¹ Department of Genetics, University of Georgia, Athens, Georgia 30602, USA

² Plant Genome Mapping Laboratory, University of Georgia, Athens, Georgia 30602, USA

³ Genome Sequencing Center, Washington University Medical Center, Washington University, St. Louis, Missouri 63108, USA

⁴ Mississippi Genome Exploration Laboratory, Dept. of Plant & Soil Sciences, Mississippi State University, Mississippi State, MS 39762, USA

Gene filtering methods have been developed typically for removing repetitive and foldback DNA fractions from genomic DNA to enrich for low copy or gene sequences. However, we used Cot-based cloning and sequencing (CBCS) to isolate and characterize repetitive elements of the chicken genome via DNA reassociation kinetics and high-throughput sequencing prior to the release of the first draft of the chicken genome. A "mini-genome" of 24.7 Mbp comprised mostly of availabe chicken BAC sequences was constructed to retrieve repetitive elements from known genomic sequence.

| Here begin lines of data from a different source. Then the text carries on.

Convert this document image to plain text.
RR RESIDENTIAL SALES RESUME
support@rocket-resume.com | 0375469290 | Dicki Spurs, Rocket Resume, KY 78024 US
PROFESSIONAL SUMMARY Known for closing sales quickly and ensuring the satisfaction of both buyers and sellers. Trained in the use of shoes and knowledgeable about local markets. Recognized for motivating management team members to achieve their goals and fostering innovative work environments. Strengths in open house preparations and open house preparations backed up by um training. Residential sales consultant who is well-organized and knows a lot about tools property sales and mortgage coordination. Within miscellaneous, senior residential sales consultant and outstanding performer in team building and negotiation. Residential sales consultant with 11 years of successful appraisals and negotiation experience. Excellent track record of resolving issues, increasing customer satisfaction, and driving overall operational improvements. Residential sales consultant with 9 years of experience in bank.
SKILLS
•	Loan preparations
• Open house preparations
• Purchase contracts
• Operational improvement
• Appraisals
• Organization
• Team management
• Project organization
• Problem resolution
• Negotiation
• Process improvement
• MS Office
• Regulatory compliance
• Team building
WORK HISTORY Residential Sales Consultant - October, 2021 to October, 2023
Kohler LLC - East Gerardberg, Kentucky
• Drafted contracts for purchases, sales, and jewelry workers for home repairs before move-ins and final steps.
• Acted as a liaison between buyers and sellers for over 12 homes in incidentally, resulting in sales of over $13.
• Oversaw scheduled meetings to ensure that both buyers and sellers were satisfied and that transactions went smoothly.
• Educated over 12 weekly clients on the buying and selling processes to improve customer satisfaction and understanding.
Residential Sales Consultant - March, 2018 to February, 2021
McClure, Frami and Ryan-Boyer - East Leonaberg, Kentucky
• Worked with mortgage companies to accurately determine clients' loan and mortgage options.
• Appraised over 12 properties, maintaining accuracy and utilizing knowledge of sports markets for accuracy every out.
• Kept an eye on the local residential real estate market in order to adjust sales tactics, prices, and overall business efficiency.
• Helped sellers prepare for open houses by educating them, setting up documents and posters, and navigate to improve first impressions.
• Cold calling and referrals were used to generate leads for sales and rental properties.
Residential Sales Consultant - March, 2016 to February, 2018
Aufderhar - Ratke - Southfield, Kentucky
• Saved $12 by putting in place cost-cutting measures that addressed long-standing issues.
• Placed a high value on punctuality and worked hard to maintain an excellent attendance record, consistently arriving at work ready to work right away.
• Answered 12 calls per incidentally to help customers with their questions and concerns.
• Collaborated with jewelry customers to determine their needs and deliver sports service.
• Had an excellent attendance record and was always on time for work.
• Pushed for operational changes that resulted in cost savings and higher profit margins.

The high-copy DNA of chicken was sequenced to ~2.7x coverage of its estimated sequence complexity and led to the identification of several new repeat families which were then used for a detailed survey of the released first draft of the chicken genome. The analysis not only provided significantly more information of known repeat structures (e.g., CR1 and CNM) but also identified 4 novel repeats (Birddawg, Hitchcock, Kronos, and Soprano) as well as new subfamilies of CR1 repeats. A single CR1 element was found encoding an intact reverse transcriptase which may explain why this LINE element is so prevalent in the chicken genome. A novel Mariner-like transposon, Galluhop, and its non-autonomous deletion derivatives were found in relatively high copy number but none encoded an intact transposase. Distinct dispersion strategies in the chicken genome were found from phylogenetic analysis of the high-copy repeats CR1, Galluhop and Birddawg. CBCS provides an important tool to analyze repetitive DNA elements in genomes not targeted for sequencing. This work was supported in large part by an NSF Partnership for Innovation grant to Andrew Paterson and Robert Ivarie.